What is a “deferred Judgment”?

It is a sentencing option in certain limited cases, under Iowa Law, that allows a judge to withhold finding a defendant guilty. The judge may enter a deferred judgment and place you on probation for a specified period of time. The conditions on your probation can be fixed by the court and the probation officer. The conditions may vary based on the criminal charge and the sentencing judge.

One condition will always be that you not have any new law violations, other than simple traffic offenses, during the period of probation. If you violate your probation, the court may revoke your deferred judgment. This means you would be brought back to court and, if the deferred is revoked, you would then be sentenced by the court.

If you successfully complete your probation, the charge will be dismissed and the record of the case will be expunged.

May I request a deferred judgment?

It depends on the charge filed against you. Let’s say you are charged with a 2nd offense drunk driving, you may not receive a deferred on conviction or plea of guilty. Iowa law does not allow it. Ask me if you may receive a deferred.

Things to consider.

Iowa law allows a person to receive two deferred judgments in their lifetime. Getting one is an accomplishment. Getting a second is amazing.

You need to think about the consequences of “burning” up a deferred on, for example, a simple misdemeanor charge. If later on you get charged with an OWI, you may want to use a deferred judgment and learn that you won’t get it because you already got one in your life.

Just because you received a deferred and successfully completed the probation does not mean that it is wiped off your record forever. Records of the arrest, the charge and the deferred judgment are easily obtained from the Iowa department of Criminal Investigation. Even if your charge/record has been expunged, and you have signed a waiver of confidentiality form, a potential employer or landlord can learn of your record.

Sometimes employers require just such a background check. They may well learn of this conviction. What happens if the employer asks “Have you ever entered a plea of guilty to a criminal charge?” You pled guilty to a 1st Offense OWI (drunk driving) charge and received a deferred. So you did plead guilty? Yes. If you say no and they later obtain records that you did plead guilty, you may well be fired.

Deferred judgment probation may be difficult for you to manage. You can pay a fine and be done, no probation. That may be attractive to you. A deferred probation may require community service work. You may have to pee in a cup for the probation officer to test it for drugs/alcohol. You may not be allowed to enter bars.

If you receive a deferred and you screw it up, pick up a new charge, if your deferred is revoked, the judge may impose a more significant penalty on you than you would have received had you not asked for a deferred because you blew this golden opportunity. Judges and prosecutors don’t like it when folks screw up a deferred.
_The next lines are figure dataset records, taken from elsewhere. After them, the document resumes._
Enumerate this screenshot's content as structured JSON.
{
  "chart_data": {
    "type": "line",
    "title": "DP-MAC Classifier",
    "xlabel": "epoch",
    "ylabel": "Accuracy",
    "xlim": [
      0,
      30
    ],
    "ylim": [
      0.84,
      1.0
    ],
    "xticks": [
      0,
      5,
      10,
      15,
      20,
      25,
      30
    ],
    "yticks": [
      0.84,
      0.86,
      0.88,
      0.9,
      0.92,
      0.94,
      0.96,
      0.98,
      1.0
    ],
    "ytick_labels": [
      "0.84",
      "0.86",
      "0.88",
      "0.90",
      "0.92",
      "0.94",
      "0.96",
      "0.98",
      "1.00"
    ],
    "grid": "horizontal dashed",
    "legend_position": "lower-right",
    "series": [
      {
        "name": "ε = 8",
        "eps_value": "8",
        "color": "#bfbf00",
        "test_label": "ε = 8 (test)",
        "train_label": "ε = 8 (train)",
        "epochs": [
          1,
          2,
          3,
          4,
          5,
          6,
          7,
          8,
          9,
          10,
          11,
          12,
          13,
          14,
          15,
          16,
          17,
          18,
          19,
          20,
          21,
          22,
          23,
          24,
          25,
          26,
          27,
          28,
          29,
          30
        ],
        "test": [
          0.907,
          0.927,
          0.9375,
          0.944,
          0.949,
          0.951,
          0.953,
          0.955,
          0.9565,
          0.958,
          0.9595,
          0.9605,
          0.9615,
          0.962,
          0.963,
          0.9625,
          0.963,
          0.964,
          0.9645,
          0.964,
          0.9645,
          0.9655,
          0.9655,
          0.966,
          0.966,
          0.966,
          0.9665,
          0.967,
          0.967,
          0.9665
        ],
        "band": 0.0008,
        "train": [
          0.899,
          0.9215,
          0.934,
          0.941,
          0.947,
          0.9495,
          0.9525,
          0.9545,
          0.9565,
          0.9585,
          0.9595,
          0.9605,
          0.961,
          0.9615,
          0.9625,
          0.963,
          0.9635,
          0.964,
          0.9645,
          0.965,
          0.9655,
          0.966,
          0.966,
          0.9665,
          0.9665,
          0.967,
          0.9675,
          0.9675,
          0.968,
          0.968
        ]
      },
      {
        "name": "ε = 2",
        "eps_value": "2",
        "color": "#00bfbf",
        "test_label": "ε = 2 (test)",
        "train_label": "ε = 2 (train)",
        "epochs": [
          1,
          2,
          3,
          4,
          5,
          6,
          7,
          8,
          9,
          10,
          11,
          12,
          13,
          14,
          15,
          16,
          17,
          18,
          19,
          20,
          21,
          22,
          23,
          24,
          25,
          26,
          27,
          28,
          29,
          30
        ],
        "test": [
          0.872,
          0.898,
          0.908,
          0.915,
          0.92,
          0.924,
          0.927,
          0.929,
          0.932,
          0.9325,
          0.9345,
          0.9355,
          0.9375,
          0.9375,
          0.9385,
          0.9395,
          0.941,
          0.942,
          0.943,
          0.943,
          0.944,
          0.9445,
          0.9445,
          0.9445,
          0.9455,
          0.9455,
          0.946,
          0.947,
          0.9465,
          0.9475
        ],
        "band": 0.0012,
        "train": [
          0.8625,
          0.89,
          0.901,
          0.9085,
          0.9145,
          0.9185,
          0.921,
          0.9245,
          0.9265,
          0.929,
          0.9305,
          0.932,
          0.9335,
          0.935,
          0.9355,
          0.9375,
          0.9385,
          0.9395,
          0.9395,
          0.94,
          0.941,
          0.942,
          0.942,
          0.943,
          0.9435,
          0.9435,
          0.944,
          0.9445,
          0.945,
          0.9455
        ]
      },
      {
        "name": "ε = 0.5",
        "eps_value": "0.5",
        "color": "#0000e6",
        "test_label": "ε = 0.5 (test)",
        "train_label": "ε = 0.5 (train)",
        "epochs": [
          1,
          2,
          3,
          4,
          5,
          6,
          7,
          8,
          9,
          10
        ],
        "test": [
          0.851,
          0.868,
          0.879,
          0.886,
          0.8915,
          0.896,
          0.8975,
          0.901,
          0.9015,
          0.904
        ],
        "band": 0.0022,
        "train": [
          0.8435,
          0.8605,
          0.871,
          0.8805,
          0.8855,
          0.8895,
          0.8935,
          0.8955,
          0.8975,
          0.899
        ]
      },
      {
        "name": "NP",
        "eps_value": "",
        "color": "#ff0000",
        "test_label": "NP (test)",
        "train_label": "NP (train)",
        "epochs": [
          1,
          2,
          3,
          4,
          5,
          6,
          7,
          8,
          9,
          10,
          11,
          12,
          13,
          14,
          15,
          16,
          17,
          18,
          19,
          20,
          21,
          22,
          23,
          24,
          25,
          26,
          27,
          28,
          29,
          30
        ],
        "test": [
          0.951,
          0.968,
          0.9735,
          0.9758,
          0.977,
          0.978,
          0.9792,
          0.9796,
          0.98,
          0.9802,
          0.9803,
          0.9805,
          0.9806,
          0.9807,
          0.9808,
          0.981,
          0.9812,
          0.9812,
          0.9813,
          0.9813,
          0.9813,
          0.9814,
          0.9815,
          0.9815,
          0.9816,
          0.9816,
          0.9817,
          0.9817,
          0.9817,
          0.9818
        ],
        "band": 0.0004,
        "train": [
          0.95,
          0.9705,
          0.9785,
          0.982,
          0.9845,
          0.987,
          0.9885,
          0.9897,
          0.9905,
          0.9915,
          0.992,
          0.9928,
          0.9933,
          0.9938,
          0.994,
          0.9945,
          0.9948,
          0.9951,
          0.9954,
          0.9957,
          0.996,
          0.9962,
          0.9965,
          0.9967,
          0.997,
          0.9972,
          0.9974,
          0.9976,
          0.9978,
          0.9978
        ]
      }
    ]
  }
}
If your charge is a simple Possession of Alcohol Under Legal Age (PAULA) or a Public Intoxication charge, expungement is available if you go two years without any new criminal charges after the date of the original conviction. You don’t want to burn a deferred for these charges.

My Thoughts

A “Deferred Judgment” is the next best thing to being found not guilty or having the charges dismissed.

To obtain a deferred judgment, you must request that of the court at the time of your sentencing.

If you are granted a deferred judgment, there is no jail sentence nor is their a fine imposed. A civil penalty, however, will be imposed in the same amount as the fine if you had not been given a deferred judgment. You may be placed on probation for a period of time with rules to obey laws, etc.

Most civilians do not understand what a “deferred judgment” means so if you received one and you tell an employer you have never been convicted of a serious charge, they may find out that you pled guilty to an OWI for example, and this may cause a problem, even though you received a deferred judgment.

Whether to grant a deferred judgment or not is entirely up to the judge. Judges have full discretion as to whether they will grant a request for a deferred judgment. If your request is denied, absent an error by the court such as the judge incorrectly determining that you are not eligible, there is nothing you can do if you are denied.